In the same way, all the virtues of the Republic, here as we enter into an accelerated decline, have spawned vices. As if we know we are entering the Lenten season of the second American civilization, we gorge ourselves to excess, bloated deficits and cataclysmic spending; expansion of military actions and occupations; expanding of government size and "duties" and privileges; fresh and new and huge crops of enemies - usually barbarians - internal and external. The emperor (or First Citizen) parades in his new clothes; the whores of L Street occupy their corners and push out into the street, stopping the traffic; the sluts of the legislative branches invite more and more lovers into bed with them and try to outdo their sisters with more and more obscene tricks. Almost totally oblivious to the fact that tomorrow is Ash Wednesday; when not just repentence but penance and punishment come due: the "Little Judgment" is upon us, however unaware we are of its coming.
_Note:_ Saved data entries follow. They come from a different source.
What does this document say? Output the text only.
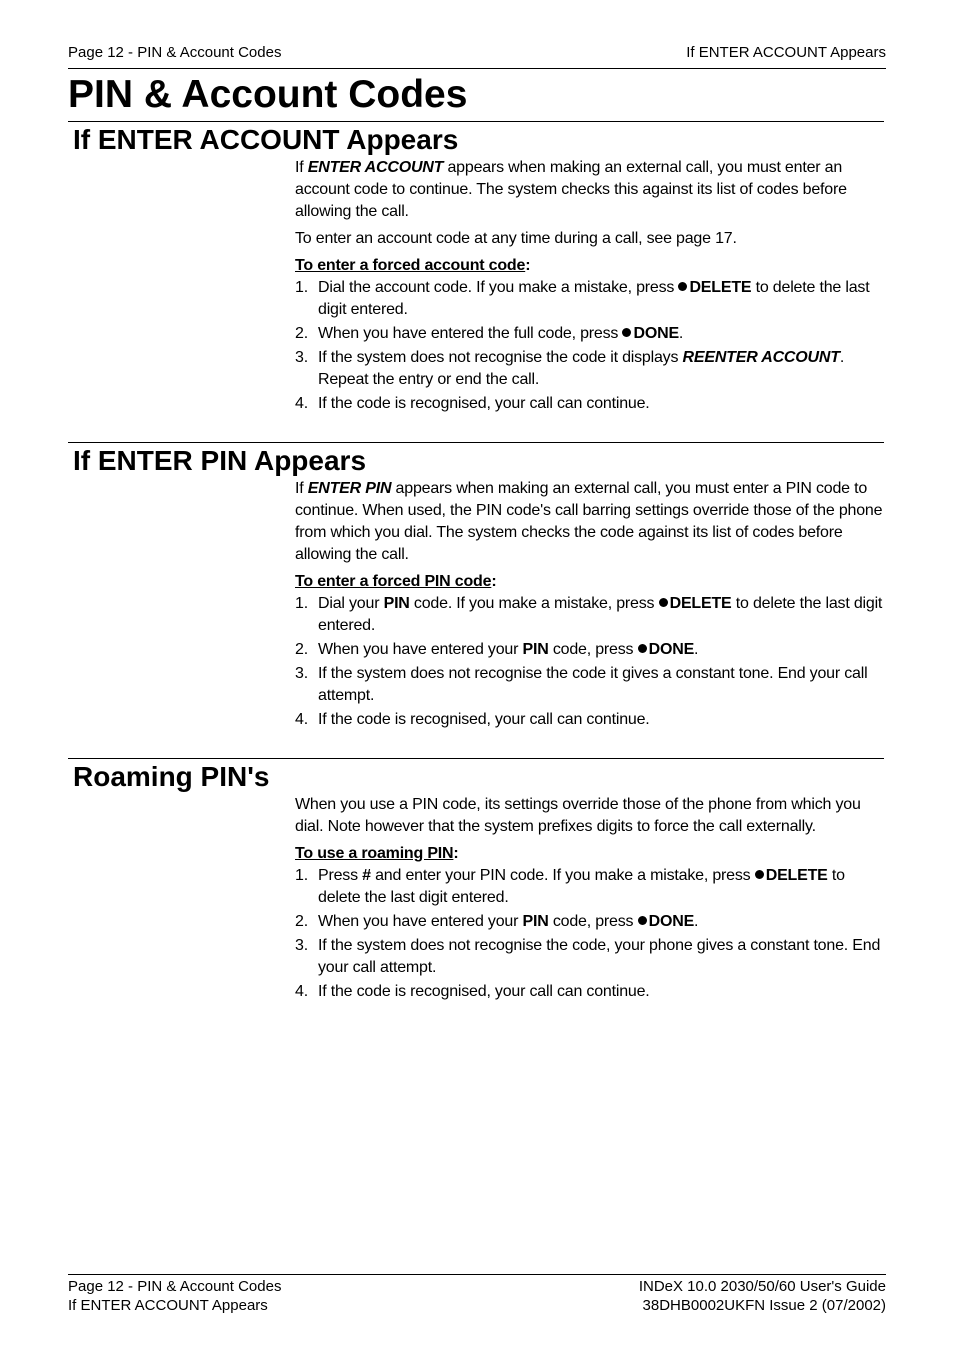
Page 12 - PIN & Account Codes	If ENTER ACCOUNT Appears
PIN & Account Codes
If ENTER ACCOUNT Appears

If ENTER ACCOUNT appears when making an external call, you must enter an account code to continue. The system checks this against its list of codes before allowing the call.

To enter an account code at any time during a call, see page 17.

To enter a forced account code:
1. Dial the account code. If you make a mistake, press DELETE to delete the last digit entered.
2. When you have entered the full code, press DONE.
3. If the system does not recognise the code it displays REENTER ACCOUNT. Repeat the entry or end the call.
4. If the code is recognised, your call can continue.
If ENTER PIN Appears

If ENTER PIN appears when making an external call, you must enter a PIN code to continue. When used, the PIN code's call barring settings override those of the phone from which you dial. The system checks the code against its list of codes before allowing the call.

To enter a forced PIN code:
1. Dial your PIN code. If you make a mistake, press DELETE to delete the last digit entered.
2. When you have entered your PIN code, press DONE.
3. If the system does not recognise the code it gives a constant tone. End your call attempt.
4. If the code is recognised, your call can continue.
Roaming PIN's

When you use a PIN code, its settings override those of the phone from which you dial. Note however that the system prefixes digits to force the call externally.

To use a roaming PIN:
1. Press # and enter your PIN code. If you make a mistake, press DELETE to delete the last digit entered.
2. When you have entered your PIN code, press DONE.
3. If the system does not recognise the code, your phone gives a constant tone. End your call attempt.
4. If the code is recognised, your call can continue.
Page 12 - PIN & Account Codes
If ENTER ACCOUNT Appears
INDeX 10.0 2030/50/60 User's Guide
38DHB0002UKFN Issue 2 (07/2002)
It is ironic, and fitting, that all these days of commemoration, days of remembrance, all fall together this year: Lincoln's Birthday, the Iranian Islamic Revolution, St. Valentine's Day, Lunar New Year, President's Day, Collop Monday and Shrove Tuesday and Ash Wednesday. Some predict the end of the "world as we know it," in two and a half-years time, more or less; but the signs of the coming doom are there for us to read. Too many of us are too drunk (or too hungover) to make it to the chapel at midnight and get that cross of ashes marked on our forehead, too blind and too distracted to stop and confess and repent and turn away from the evil of our days; too submersed in the filth of a spiritual and political Bourbon Street to recognize our danger. The meat and fat and sugar and eggs and fresh fruits and vegetables that were laid down in the early days of the Republic, paid for by the blood of tyrants and patriots, has been eaten: the cupboard, the pantry, the cellar, and the silo are all empty - the time of self-denial returns instead to its earlier pagan incarnation as the time of starving and fear and evil expectation: the joy of looking forward to the Eternal's resurrection is not there; because our society's, our civilization's faith is dust. Groundhog or not, shadow or not, the days of winter lay long and heavy before us: and no ordinary political or social or physical winter. No, a fimbulwinter, perhaps, an ice-age winter and spring and summer; a nuclear-winter.

Is there any hope? As the Lord told Elijah (I Kings 19:18) - "Yet I have left me seven thousand in Israel, all the knees which have not bowed unto Baal, and every mouth which hath not kissed him." Even in these days of the First Citizen's Carnival, a circus the like of which has not been seen since Nero Caesar, there are still those people who have not bowed the knee, who will still stand for liberty and our rights as God's children: the heirs of Hebrews and Greeks and Romans and Schweitz and Englishmen and Americans who will keep that heritage. I hope that you and I are among that number: who will wear the ash humbly, repenting and making restitution for what we have and for what we look forward to. As for the rest, well, let me quote Sam Adams: "If ye love wealth greater than liberty, the tranquility of servitude greater than the animating contest for freedom, go home from us in peace. We seek not your counsel, nor your arms. Crouch down
and lick the hand that feeds you; May your chains set lightly upon you, and may posterity forget that ye were our countrymen."